Un magistrat de la RDC suggère des chambres spécialisées pour la poursuite des présumés criminels environnementaux

Le premier avocat général près le Conseil d'Etat, Dieudonné Kanyama Mbayabu, de la République Démocratique du Congo a été porté à l'unanimité à la tête de 8 pays ayant pris part  à l'atelier sur la poursuite des crimes environnementaux à l'Académie internationale de l'application de la loi (ILEA) qui s'est tenu du 6 au 10 mai 2024 à Gaborone au Botswana.
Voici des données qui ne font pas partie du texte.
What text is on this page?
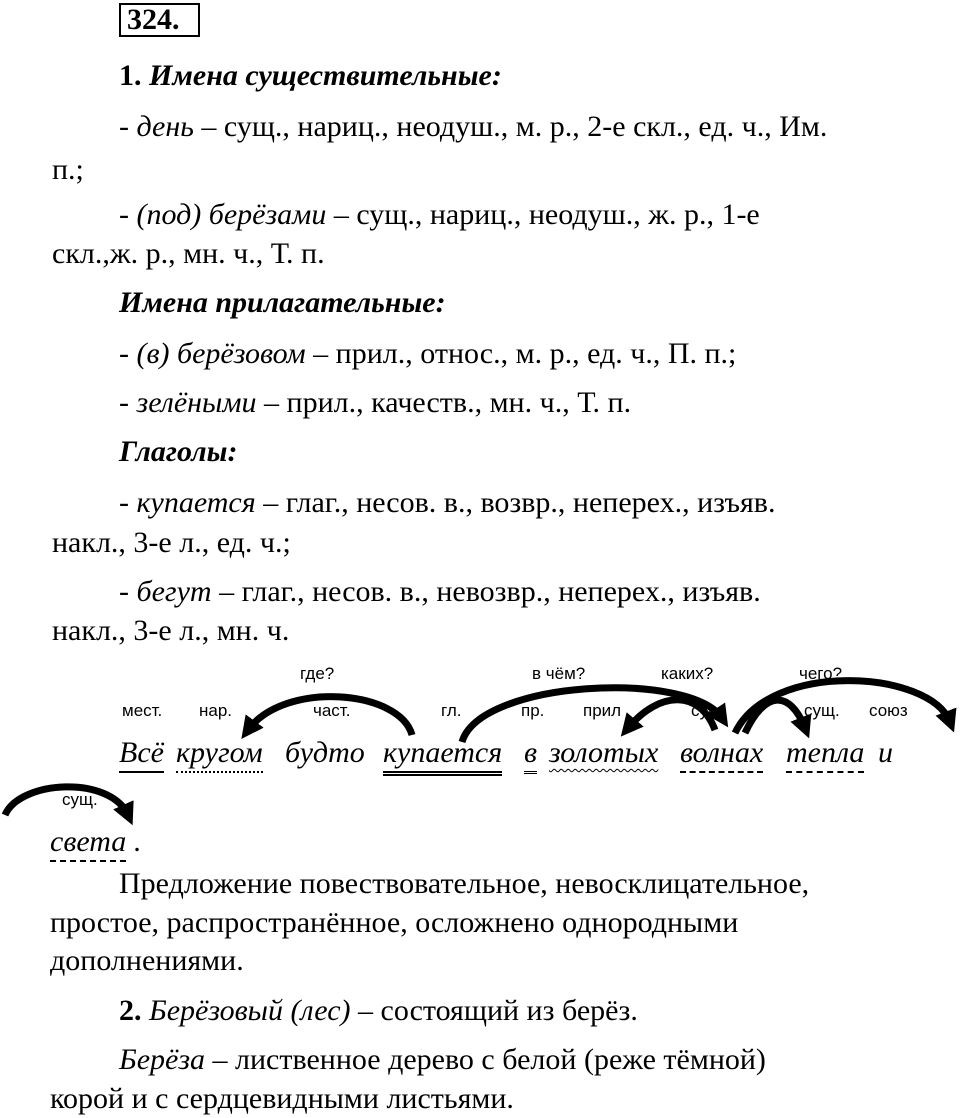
324.
1. Имена существительные:
- день – сущ., нариц., неодуш., м. р., 2-е скл., ед. ч., Им.
п.;
- (под) берёзами – сущ., нариц., неодуш., ж. р., 1-е
скл.,ж. р., мн. ч., Т. п.
Имена прилагательные:
- (в) берёзовом – прил., относ., м. р., ед. ч., П. п.;
- зелёными – прил., качеств., мн. ч., Т. п.
Глаголы:
- купается – глаг., несов. в., возвр., неперех., изъяв.
накл., 3-е л., ед. ч.;
- бегут – глаг., несов. в., невозвр., неперех., изъяв.
накл., 3-е л., мн. ч.
где?	в чём?	каких?	чего?
мест. нар.	част.	гл.	пр. прил	сущ	сущ. союз
сущ.
Всё кругом будто купается в золотых волнах тепла и
света .
Предложение повествовательное, невосклицательное,
простое, распространённое, осложнено однородными
дополнениями.
2. Берёзовый (лес) – состоящий из берёз.
Берёза – лиственное дерево с белой (реже тёмной)
корой и с сердцевидными листьями.
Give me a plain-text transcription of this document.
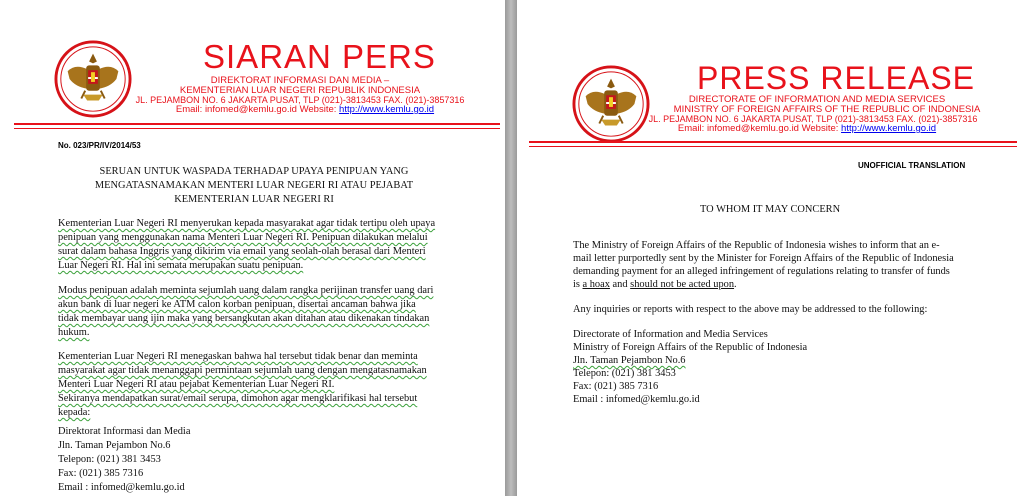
SIARAN PERS
DIREKTORAT INFORMASI DAN MEDIA –
KEMENTERIAN LUAR NEGERI REPUBLIK INDONESIA
JL. PEJAMBON NO. 6 JAKARTA PUSAT, TLP (021)-3813453 FAX. (021)-3857316
Email: infomed@kemlu.go.id Website: http://www.kemlu.go.id
No. 023/PR/IV/2014/53
SERUAN UNTUK WASPADA TERHADAP UPAYA PENIPUAN YANG
MENGATASNAMAKAN MENTERI LUAR NEGERI RI ATAU PEJABAT
KEMENTERIAN LUAR NEGERI RI
Kementerian Luar Negeri RI menyerukan kepada masyarakat agar tidak tertipu oleh upaya
penipuan yang menggunakan nama Menteri Luar Negeri RI. Penipuan dilakukan melalui
surat dalam bahasa Inggris yang dikirim via email yang seolah-olah berasal dari Menteri
Luar Negeri RI. Hal ini semata merupakan suatu penipuan.
Modus penipuan adalah meminta sejumlah uang dalam rangka perijinan transfer uang dari
akun bank di luar negeri ke ATM calon korban penipuan, disertai ancaman bahwa jika
tidak membayar uang ijin maka yang bersangkutan akan ditahan atau dikenakan tindakan
hukum.
Kementerian Luar Negeri RI menegaskan bahwa hal tersebut tidak benar dan meminta
masyarakat agar tidak menanggapi permintaan sejumlah uang dengan mengatasnamakan
Menteri Luar Negeri RI atau pejabat Kementerian Luar Negeri RI.
Sekiranya mendapatkan surat/email serupa, dimohon agar mengklarifikasi hal tersebut
kepada:
Direktorat Informasi dan Media
Jln. Taman Pejambon No.6
Telepon: (021) 381 3453
Fax: (021) 385 7316
Email : infomed@kemlu.go.id
PRESS RELEASE
DIRECTORATE OF INFORMATION AND MEDIA SERVICES
MINISTRY OF FOREIGN AFFAIRS OF THE REPUBLIC OF INDONESIA
JL. PEJAMBON NO. 6 JAKARTA PUSAT, TLP (021)-3813453 FAX. (021)-3857316
Email: infomed@kemlu.go.id Website: http://www.kemlu.go.id
UNOFFICIAL TRANSLATION
TO WHOM IT MAY CONCERN
The Ministry of Foreign Affairs of the Republic of Indonesia wishes to inform that an e-
mail letter purportedly sent by the Minister for Foreign Affairs of the Republic of Indonesia
demanding payment for an alleged infringement of regulations relating to transfer of funds
is a hoax and should not be acted upon.
Any inquiries or reports with respect to the above may be addressed to the following:
Directorate of Information and Media Services
Ministry of Foreign Affairs of the Republic of Indonesia
Jln. Taman Pejambon No.6
Telepon: (021) 381 3453
Fax: (021) 385 7316
Email : infomed@kemlu.go.id
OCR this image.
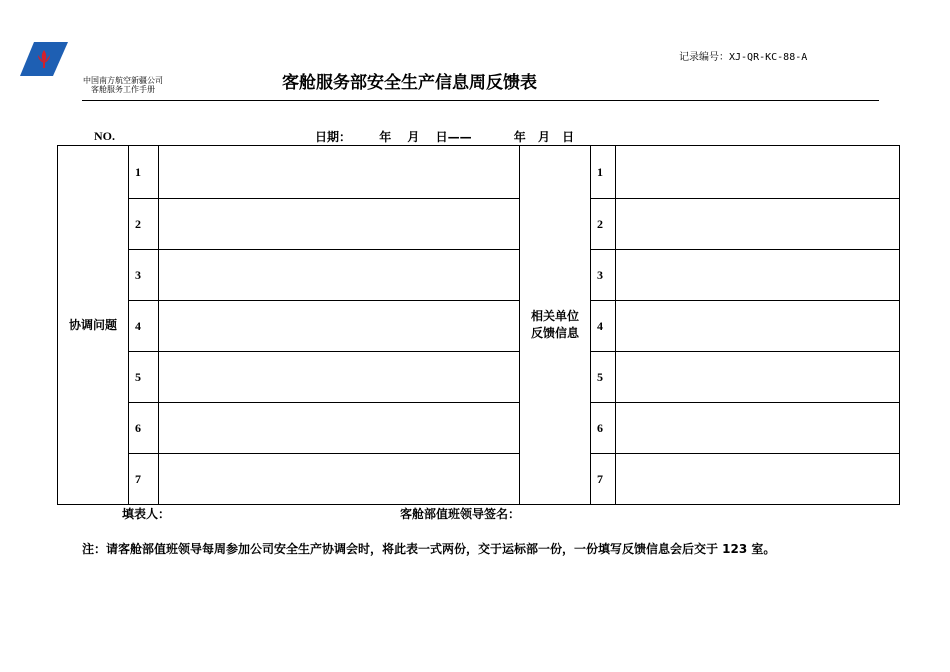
中国南方航空新疆公司
客舱服务工作手册	客舱服务部安全生产信息周反馈表
记录编号：XJ-QR-KC-88-A
NO.	日期： 年 月 日——	年 月 日
协调问题	1		相关单位反馈信息	1	
	2			2	
	3			3	
	4			4	
	5			5	
	6			6	
	7			7	
填表人：	客舱部值班领导签名：
注：请客舱部值班领导每周参加公司安全生产协调会时，将此表一式两份，交于运标部一份，一份填写反馈信息会后交于 123 室。
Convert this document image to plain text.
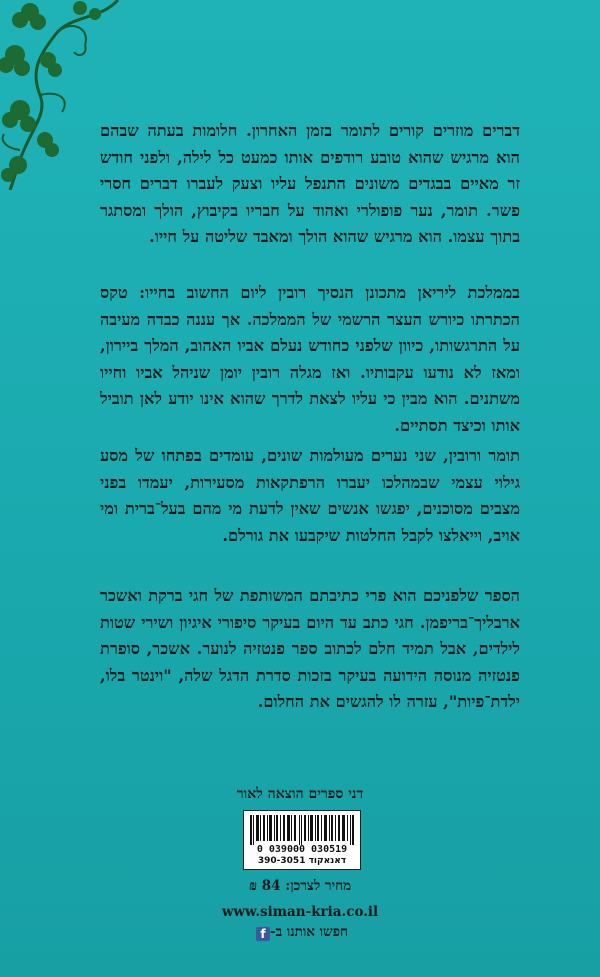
דברים מוזרים קורים לתומר בזמן האחרון. חלומות בעתה שבהם הוא מרגיש שהוא טובע רודפים אותו כמעט כל לילה, ולפני חודש זר מאיים בבגדים משונים התנפל עליו וצעק לעברו דברים חסרי פשר. תומר, נער פופולרי ואהוד על חבריו בקיבוץ, הולך ומסתגר בתוך עצמו. הוא מרגיש שהוא הולך ומאבד שליטה על חייו.
בממלכת ליריאן מתכונן הנסיך רובין ליום החשוב בחייו: טקס הכתרתו כיורש העצר הרשמי של הממלכה. אך עננה כבדה מעיבה על התרגשותו, כיוון שלפני כחודש נעלם אביו האהוב, המלך ביירון, ומאז לא נודעו עקבותיו. ואז מגלה רובין יומן שניהל אביו וחייו משתנים. הוא מבין כי עליו לצאת לדרך שהוא אינו יודע לאן תוביל אותו וכיצד תסתיים.
תומר ורובין, שני נערים מעולמות שונים, עומדים בפתחו של מסע גילוי עצמי שבמהלכו יעברו הרפתקאות מסעירות, יעמדו בפני מצבים מסוכנים, יפגשו אנשים שאין לדעת מי מהם בעל־ברית ומי אויב, וייאלצו לקבל החלטות שיקבעו את גורלם.
הספר שלפניכם הוא פרי כתיבתם המשותפת של חגי ברקת ואשכר ארבליך־בריפמן. חגי כתב עד היום בעיקר סיפורי איגיון ושירי שטות לילדים, אבל תמיד חלם לכתוב ספר פנטזיה לנוער. אשכר, סופרת פנטזיה מנוסה הידועה בעיקר בזכות סדרת הדגל שלה, "וינטר בלו, ילדת־פיות", עזרה לו להגשים את החלום.
דני ספרים הוצאה לאור
0 039000 030519
דאנאקוד 390-3051
מחיר לצרכן: 84 ₪
www.siman-kria.co.il
חפשו אותנו ב-f
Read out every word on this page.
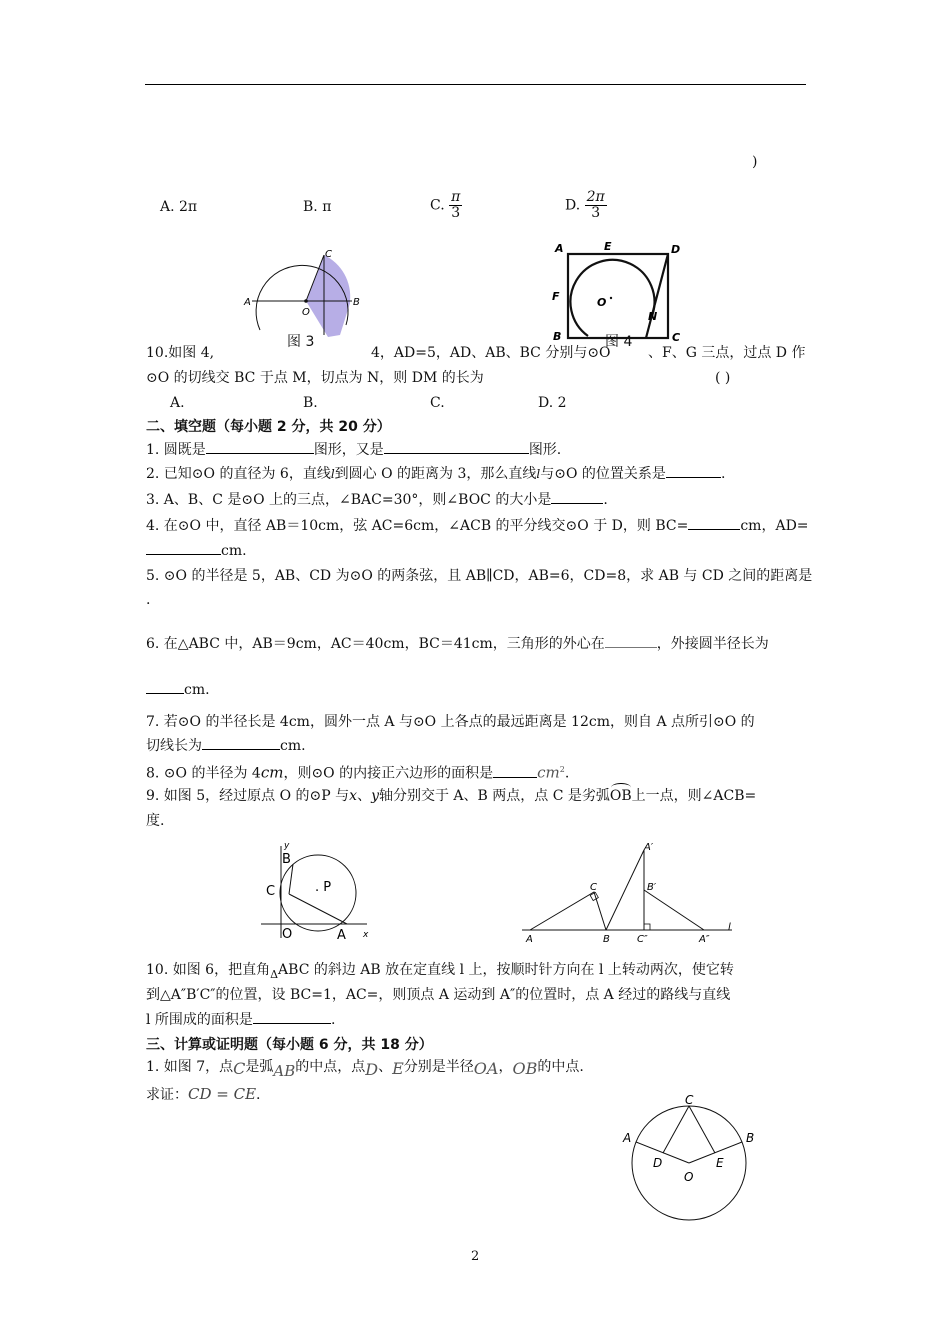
)
A. 2π	B. π	C. $\frac{\pi}{3}$	D. $\frac{2\pi}{3}$
A	B
C
O
图 3
A	E	D
F	O
B	C
N
图 4
10.如图 4,	4，AD=5，AD、AB、BC 分别与⊙O	、F、G 三点，过点 D 作
⊙O 的切线交 BC 于点 M，切点为 N，则 DM 的长为	( )
A.	B.	C.	D. 2
二、填空题（每小题 2 分，共 20 分）
1. 圆既是	图形，又是	图形.
2. 已知⊙O 的直径为 6，直线l到圆心 O 的距离为 3，那么直线l与⊙O 的位置关系是	.
3. A、B、C 是⊙O 上的三点，∠BAC=30°，则∠BOC 的大小是	.
4. 在⊙O 中，直径 AB＝10cm，弦 AC=6cm，∠ACB 的平分线交⊙O 于 D，则 BC=	cm，AD=
cm.
5. ⊙O 的半径是 5，AB、CD 为⊙O 的两条弦，且 AB∥CD，AB=6，CD=8，求 AB 与 CD 之间的距离是
.
6. 在△ABC 中，AB＝9cm，AC＝40cm，BC＝41cm，三角形的外心在	，外接圆半径长为
cm.
7. 若⊙O 的半径长是 4cm，圆外一点 A 与⊙O 上各点的最远距离是 12cm，则自 A 点所引⊙O 的
切线长为	cm.
8. ⊙O 的半径为 4cm，则⊙O 的内接正六边形的面积是	$cm^2$.
9. 如图 5，经过原点 O 的⊙P 与x、y轴分别交于 A、B 两点，点 C 是劣弧
OB上一点，则∠ACB=
度.
y
B
C	. P
O	A x	A
C
B
A′
B′
C″	A″
l
10. 如图 6，把直角$_\Delta$ABC 的斜边 AB 放在定直线 l 上，按顺时针方向在 l 上转动两次，使它转
到△A″B′C″的位置，设 BC=1，AC=，则顶点 A 运动到 A″的位置时，点 A 经过的路线与直线
l 所围成的面积是	.
三、计算或证明题（每小题 6 分，共 18 分）
1. 如图 7，点C是弧AB的中点，点D、E分别是半径OA，OB的中点.
求证：CD = CE.	C
A	B
D	E
O
2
La conférence de Gaborone a réuni les procureurs des différents pays à savoir, la Zambie, les Seychelles, le Cameroun, la République du Congo, la République Démocratique du Congo, le Madagascar, le Burundi et le Botswana. Les participants ont eu le privilège d'être formés par des instructeurs américains (des procureurs en fonction aux États-Unis et les responsables de l'agence à l'appui de la justice environnementale). Donc des sommités dans le domaine de l'environnement qui ont partagé leur expérience avec les participants sur la poursuite des crimes environnementaux.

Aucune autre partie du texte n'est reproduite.